Dani Pedrosa hat seine Schwächen erkannt und will beim Test daran arbeiten © Repsol Media

Dani Pedrosa hat die Abstimmung seiner Honda für das Rennende optimiert, dafür sind die ersten Runden eine Schwäche - Er ist zufrieden mit Platz drei in Jerez

Honda-Werksfahrer Dani Pedrosa setzte seine Podestserie fort und kam bei seinem Heimrennen in Jerez als Dritter ins Zeil. Auch vor spanischer Kulisse musste sich Pedrosa seinem Teamkollegen Marc Marquez geschlagen geben. Lange fuhr er außerdem hinter den beiden Yamaha-Fahrern Jorge Lorenzo und Valentino Rossi her. Lorenzo konnte er überholen, aber an Rossi fand Pedrosa bis zur letzten Kurve keinen Weg vorbei.

Somit wurde Pedrosa Dritter. Es war sein vierter Podestplatz in diesem Jahr. Saisonübergreifend ist der 28-Jährige nun acht Rennen in Folge auf dem Treppchen gestanden. "Die ersten Runden waren für mich am schwierigsten. Ich versuchte stark zu sein, aber in den ersten Runden wäre mir das Vorderrad beinahe zweimal eingeklappt", berichtet Pedrosa aus Fahrersicht. "Ich konnte deshalb nicht pushen."

"Deshalb versuchte ich einen Rhythmus zu finden, denn es war ein langes Rennen für den Vorderreifen. Dann sah ich, wie Marc vorne wegzog. Ich versuchte meinen Rhythmus anzupassen und die beiden Yamahas zu überholen, aber ich konnte nicht schneller fahren." Schließlich folgte Pedrosa Lorenzo rundenlang. "Dann versuchte ich meinen Rhythmus zu halten und befand mich praktisch das gesamte Rennen hinter den Yamahas."

"Ich versuchte etwas näherzukommen, aber das Vorderrad drohte wieder einzuklappen. Am Ende lief es dann etwas besser. Fünf, sechs Runden vor dem Ende habe ich Jorge dann überholt. Ich sah Valentino vor mir und pushte. Ich kam auch an ihn heran, aber zwei Runden vor dem Ende ist das Hinterrad stark gerutscht. Dadurch habe ich den Anschluss wieder verloren. In der letzten Runde war ich wieder dran, konnte aber nicht überholen."

Platz drei ist wieder ein gutes Ergebnis, doch in dieser Saison war für Pedrosa aus eigener Kraft ein Sieg noch nicht in Reichweite.
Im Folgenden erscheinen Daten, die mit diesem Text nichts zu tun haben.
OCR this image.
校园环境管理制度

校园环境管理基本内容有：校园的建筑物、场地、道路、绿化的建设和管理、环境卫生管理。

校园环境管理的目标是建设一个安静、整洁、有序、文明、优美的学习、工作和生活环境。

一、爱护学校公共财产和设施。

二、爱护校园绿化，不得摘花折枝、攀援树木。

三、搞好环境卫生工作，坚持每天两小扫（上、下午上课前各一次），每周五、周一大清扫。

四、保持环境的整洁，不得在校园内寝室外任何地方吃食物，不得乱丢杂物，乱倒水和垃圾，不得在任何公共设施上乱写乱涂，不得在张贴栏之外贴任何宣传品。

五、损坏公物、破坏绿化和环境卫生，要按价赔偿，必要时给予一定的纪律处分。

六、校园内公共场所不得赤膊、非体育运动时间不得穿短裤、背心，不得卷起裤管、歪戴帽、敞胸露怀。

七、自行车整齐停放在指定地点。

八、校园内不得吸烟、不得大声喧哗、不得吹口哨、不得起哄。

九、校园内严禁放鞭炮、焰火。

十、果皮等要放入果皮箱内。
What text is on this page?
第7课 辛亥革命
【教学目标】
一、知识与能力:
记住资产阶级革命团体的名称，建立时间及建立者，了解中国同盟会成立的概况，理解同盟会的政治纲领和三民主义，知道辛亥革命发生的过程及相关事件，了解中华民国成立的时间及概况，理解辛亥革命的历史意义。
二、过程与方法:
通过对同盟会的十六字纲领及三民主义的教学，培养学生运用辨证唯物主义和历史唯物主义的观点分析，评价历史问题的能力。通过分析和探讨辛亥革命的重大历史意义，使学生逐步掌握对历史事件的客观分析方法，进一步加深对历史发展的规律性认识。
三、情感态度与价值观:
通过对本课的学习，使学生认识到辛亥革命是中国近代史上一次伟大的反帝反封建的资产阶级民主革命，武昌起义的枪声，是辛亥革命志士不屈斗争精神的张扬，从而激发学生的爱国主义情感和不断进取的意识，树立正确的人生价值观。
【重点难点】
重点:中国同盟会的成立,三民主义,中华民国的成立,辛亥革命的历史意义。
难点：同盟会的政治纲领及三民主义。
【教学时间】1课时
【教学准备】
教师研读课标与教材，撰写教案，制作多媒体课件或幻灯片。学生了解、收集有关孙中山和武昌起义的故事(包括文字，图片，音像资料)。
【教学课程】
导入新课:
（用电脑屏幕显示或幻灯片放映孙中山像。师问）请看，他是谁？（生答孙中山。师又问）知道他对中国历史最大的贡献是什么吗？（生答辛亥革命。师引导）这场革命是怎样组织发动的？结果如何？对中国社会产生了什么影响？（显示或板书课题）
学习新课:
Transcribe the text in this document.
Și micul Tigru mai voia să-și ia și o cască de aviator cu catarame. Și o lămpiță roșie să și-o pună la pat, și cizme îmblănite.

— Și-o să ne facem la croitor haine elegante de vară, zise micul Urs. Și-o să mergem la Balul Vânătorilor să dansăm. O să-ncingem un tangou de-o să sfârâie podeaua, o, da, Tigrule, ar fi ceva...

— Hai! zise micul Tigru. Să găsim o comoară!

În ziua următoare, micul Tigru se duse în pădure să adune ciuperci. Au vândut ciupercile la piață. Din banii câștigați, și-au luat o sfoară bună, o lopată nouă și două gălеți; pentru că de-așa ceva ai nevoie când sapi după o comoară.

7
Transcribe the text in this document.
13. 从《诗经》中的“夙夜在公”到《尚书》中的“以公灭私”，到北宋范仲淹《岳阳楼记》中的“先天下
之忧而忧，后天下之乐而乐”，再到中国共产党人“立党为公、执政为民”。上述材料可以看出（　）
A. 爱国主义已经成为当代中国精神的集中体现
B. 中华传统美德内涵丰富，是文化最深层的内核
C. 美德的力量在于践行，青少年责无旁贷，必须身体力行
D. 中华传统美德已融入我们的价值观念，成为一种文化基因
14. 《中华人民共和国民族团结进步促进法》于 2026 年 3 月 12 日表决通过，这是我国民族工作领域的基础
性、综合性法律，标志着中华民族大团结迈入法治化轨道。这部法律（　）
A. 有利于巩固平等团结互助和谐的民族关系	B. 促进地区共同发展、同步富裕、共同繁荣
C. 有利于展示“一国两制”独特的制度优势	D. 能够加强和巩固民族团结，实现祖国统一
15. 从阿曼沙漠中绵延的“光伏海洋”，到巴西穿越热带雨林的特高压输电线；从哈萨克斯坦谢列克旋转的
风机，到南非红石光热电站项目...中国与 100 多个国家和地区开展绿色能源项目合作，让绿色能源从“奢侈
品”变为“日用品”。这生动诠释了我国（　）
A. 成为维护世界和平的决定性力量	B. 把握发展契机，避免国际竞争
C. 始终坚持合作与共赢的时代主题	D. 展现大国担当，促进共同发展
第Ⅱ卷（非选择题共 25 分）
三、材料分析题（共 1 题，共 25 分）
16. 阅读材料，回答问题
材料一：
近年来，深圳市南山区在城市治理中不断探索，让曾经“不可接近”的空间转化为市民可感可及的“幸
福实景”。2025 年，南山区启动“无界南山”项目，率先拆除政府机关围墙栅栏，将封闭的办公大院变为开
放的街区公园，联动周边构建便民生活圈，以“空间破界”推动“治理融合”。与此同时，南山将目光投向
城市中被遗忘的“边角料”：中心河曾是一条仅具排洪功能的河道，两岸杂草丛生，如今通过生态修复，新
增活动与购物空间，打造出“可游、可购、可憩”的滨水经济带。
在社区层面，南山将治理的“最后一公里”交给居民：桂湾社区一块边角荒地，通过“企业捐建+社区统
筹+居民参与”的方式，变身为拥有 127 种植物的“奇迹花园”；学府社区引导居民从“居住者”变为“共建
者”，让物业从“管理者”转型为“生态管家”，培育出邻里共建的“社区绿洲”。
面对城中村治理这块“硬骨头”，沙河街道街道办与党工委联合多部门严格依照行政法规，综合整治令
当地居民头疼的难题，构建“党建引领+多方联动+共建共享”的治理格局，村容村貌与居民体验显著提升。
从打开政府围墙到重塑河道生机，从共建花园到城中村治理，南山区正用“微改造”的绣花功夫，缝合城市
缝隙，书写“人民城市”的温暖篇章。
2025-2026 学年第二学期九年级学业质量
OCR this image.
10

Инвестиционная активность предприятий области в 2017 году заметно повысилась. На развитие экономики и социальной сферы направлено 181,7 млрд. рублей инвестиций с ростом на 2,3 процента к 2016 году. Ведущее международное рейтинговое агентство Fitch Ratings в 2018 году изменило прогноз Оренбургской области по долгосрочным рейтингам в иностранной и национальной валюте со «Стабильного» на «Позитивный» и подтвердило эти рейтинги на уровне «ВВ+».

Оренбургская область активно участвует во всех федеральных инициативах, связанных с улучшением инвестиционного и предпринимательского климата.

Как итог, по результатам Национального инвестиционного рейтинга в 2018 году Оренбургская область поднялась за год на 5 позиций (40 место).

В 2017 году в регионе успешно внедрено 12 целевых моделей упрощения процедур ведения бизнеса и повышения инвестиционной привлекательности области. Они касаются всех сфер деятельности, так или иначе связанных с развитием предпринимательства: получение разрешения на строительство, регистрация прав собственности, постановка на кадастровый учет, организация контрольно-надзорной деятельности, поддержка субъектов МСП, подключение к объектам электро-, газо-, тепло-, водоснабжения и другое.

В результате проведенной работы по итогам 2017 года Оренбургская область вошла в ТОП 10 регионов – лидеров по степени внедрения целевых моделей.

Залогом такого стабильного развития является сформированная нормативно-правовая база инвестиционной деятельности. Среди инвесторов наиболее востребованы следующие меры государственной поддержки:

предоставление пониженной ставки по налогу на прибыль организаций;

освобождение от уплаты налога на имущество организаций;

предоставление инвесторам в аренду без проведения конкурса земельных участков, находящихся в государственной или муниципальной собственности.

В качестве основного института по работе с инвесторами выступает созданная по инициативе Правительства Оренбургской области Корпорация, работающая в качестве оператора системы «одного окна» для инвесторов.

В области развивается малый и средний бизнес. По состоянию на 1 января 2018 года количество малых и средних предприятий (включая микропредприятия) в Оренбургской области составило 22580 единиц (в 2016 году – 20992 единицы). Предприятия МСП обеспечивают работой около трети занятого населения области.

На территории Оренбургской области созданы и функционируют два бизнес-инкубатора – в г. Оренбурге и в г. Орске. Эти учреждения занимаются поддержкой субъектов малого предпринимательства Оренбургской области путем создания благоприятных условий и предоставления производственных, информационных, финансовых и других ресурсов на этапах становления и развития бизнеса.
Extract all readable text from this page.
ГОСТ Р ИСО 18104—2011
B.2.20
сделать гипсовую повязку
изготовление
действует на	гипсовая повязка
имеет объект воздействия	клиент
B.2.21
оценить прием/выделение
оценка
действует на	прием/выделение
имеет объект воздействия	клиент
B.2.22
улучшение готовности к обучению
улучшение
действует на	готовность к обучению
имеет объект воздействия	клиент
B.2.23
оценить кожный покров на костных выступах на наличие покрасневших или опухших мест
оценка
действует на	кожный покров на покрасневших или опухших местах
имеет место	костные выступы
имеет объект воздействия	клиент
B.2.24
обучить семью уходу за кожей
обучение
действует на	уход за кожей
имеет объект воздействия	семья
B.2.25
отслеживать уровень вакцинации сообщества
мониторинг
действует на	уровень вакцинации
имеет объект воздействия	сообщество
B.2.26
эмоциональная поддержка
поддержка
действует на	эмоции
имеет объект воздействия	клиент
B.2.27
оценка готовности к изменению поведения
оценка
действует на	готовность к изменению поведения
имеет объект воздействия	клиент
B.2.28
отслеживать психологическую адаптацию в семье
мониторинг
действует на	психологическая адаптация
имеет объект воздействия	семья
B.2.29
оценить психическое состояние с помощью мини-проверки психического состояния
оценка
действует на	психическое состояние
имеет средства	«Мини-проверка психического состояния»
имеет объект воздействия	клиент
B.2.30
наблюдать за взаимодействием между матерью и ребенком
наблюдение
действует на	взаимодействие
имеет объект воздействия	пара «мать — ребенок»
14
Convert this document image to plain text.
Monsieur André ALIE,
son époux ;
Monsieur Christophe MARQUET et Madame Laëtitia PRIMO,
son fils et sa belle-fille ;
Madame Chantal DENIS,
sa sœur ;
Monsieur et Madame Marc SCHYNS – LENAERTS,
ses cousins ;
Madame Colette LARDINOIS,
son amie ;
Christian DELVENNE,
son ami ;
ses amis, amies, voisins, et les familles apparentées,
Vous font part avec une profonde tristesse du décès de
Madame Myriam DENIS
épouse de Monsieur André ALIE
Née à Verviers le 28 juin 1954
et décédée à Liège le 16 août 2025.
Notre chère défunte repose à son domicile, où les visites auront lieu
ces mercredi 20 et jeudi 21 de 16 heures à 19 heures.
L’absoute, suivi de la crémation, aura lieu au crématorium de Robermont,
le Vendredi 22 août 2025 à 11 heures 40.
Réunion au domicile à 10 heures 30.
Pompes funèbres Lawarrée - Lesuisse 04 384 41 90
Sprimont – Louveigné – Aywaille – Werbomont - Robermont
Auffällig ist, dass er im Gegensatz zu den Vorjahren in der Anfangsphase schwächer geworden ist, dafür am Ende aber meist stärker wird. "Der Hinterreifen dreht sehr stark durch. Deshalb ist die Traktion und die Kontrolle über das Motorrad nicht einfach", versucht er diesen Umstand zu erklären.

"In diesem Jahr haben wir einige Abstimmungsveränderungen vorgenommen, damit wir gegen Rennende stärker sind. Es sieht aber so aus, dass ich jetzt zu Rennbeginn zu schwach bin. Wir versuchen beim Montagstest diese Abstimmung zu verbessern." Unter dem Strich ist Pedrosa mit seinem Rennen trotzdem zufrieden. "Ich habe das Rennen am Ende genossen. Es war aber schwierig, weil sich das Vorderrad ständig bewegt hat."

"Morgen wartet ein wichtiger Test. Wir müssen etwas machen, damit wir stärker sind. Ich gratuliere Marc zu seinen vier Siegen in Folge. Wir haben keine neuen Teile und werden uns auf die Abstimmung konzentrieren. Meine Schwächen sind derzeit das Qualifying und der Rennbeginn. Daran werde ich arbeiten", kündigt Pedrosa an.